7. Target market – back to the drawing board to iterate on who you should be targeting

Here is one factor of open rate and deliverability that you cannot impact significantly however you can be mindful of it during your planning stage: the target market.

The market that you target will have certain systemic trends and behaviors that differ from other markets. These difference are partially the reason for variance in campaign results across different industries.

Market saturation

There are some markets who are more mature than others. Some tactics that work in one country might not work anymore in another. This is something that I highly recommend to keep in mind, because cold emailing is still one of those tactics.

Some markets are less saturated than others, so companies won’t be used to cold emailing, which increases your open rates and your call schedules. For example, most of the time, a marketing technique is invented in the US, and then people in Europe start applying it to their businesses as well. This means that some countries can be so far behind that the same technique might continue to work for more years, when in the original country it doesn’t work anymore.

The only con in choosing different countries is that you might have to translate the message to other languages, and possibly hire more people that can expand the market to that country. Therefore it’s important to know who you’d like to target with your strategy.

Time difference

Another concept to think about is the time difference between your company and the clients.
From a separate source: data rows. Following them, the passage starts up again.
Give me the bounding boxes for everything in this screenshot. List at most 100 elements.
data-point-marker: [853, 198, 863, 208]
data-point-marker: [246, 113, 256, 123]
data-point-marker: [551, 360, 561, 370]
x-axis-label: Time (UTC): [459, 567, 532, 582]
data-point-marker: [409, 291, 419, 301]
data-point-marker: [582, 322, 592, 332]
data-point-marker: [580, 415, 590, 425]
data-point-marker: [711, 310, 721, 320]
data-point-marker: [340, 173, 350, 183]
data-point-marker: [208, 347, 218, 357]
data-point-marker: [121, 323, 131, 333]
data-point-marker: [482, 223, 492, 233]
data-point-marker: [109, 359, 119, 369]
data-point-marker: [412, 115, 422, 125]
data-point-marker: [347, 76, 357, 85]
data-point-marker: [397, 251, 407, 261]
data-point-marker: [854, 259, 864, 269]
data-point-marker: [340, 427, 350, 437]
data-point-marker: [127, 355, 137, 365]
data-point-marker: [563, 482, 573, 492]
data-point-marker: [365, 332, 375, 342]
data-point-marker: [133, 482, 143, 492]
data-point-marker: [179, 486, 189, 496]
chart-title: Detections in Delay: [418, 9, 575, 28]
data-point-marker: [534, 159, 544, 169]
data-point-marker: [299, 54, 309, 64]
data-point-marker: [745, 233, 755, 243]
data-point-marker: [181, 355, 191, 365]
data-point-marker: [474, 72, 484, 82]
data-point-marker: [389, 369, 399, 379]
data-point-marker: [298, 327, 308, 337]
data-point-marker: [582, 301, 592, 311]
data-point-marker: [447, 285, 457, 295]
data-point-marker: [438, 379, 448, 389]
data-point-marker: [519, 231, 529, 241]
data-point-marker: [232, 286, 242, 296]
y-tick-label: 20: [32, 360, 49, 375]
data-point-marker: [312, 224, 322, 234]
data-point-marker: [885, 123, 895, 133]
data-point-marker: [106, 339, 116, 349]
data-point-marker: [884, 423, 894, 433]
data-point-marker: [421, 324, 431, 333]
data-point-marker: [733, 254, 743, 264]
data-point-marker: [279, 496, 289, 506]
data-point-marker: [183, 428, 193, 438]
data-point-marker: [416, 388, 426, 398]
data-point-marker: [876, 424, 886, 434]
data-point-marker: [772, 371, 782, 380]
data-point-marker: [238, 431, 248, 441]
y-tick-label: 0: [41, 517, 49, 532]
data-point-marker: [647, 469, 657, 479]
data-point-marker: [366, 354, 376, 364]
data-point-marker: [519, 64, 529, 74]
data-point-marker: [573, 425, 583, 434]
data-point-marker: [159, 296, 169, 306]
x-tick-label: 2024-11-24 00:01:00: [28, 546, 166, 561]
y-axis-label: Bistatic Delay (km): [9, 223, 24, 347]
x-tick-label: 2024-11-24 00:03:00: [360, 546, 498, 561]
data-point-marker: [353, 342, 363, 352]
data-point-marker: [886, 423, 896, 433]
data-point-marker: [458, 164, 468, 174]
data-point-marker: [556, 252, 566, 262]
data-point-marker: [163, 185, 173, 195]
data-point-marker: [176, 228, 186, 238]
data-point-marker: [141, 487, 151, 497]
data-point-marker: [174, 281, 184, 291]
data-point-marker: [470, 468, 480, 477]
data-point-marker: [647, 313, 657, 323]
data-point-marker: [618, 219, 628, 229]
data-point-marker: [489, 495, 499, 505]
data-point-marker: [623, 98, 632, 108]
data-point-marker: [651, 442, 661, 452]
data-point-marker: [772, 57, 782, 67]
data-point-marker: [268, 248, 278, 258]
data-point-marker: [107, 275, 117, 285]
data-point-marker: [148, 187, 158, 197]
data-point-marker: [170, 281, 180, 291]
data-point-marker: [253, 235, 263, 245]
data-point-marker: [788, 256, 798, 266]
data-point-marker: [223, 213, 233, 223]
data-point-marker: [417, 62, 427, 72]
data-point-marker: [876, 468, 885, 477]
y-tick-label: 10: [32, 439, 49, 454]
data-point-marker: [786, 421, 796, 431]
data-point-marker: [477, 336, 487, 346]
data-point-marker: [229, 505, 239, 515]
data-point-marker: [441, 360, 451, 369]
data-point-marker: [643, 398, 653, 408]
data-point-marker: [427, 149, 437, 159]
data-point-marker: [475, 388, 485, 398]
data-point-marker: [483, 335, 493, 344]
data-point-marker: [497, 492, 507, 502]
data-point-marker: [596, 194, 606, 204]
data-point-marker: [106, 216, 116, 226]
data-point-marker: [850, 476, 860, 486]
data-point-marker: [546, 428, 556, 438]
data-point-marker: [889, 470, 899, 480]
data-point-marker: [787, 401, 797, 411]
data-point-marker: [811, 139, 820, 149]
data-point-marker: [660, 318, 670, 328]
If you run a corporation in Europe, it might be okay to do business with countries around you, because at most they will have a 1 to 3 hour time difference at most. But if you want to target Asia or the USA for example, it can be quite challenging to find time to speak with those companies.

As long as there is a time overlap between companies it can be fine. However, some business models don’t allow for that kind of flexibility which immediately eliminates certain parts of the world as potential clients.

Country laws

GDPR adherence is also very important to think about. For example: Germany has very tight rules which means that cold emailing is considered illegal. In the UK the rules are more liberal, so companies can get away with a lot more.

Depending on which countries you’d like to target, I believe it’s important to understand the laws that reign and what the boundaries are. The last thing you want is to get in trouble with officials due to you not doing your homework.

Impact on conversion rates

All of these ideas can impact your conversion rates, so I advise you to go over your ideal customer carefully in order to increase your conversation.

Continuing on the example given above, due to the laws, your german conversion rate might be much lower than the one in the UK, because in the former you’d have to first send an invitation through social media before being able to legally send an email to the prospect, which is another barrier to overcome for you, and another resistance point from the side of the prospect. Here is an image to explain the whole process:

8. Be human – I know you are not a robot (right?), but often times when we have the ability to deploy automation the human aspect is pushed away

“Be human” is a simple phrase but difficult to replicate when it comes to automation of any task let alone sales specific tasks. There are many tools out there that enable automation of certain activities, however there the question is how closely do they resemble human behavior.

There are two types of automation that I am considering here, one is based on artificial intelligence and the other that is like an assembly like where a sales person (like an engineer) ‘programs’ his activities into the machine. I’m a proponent of the latter and by extension so is hubsell.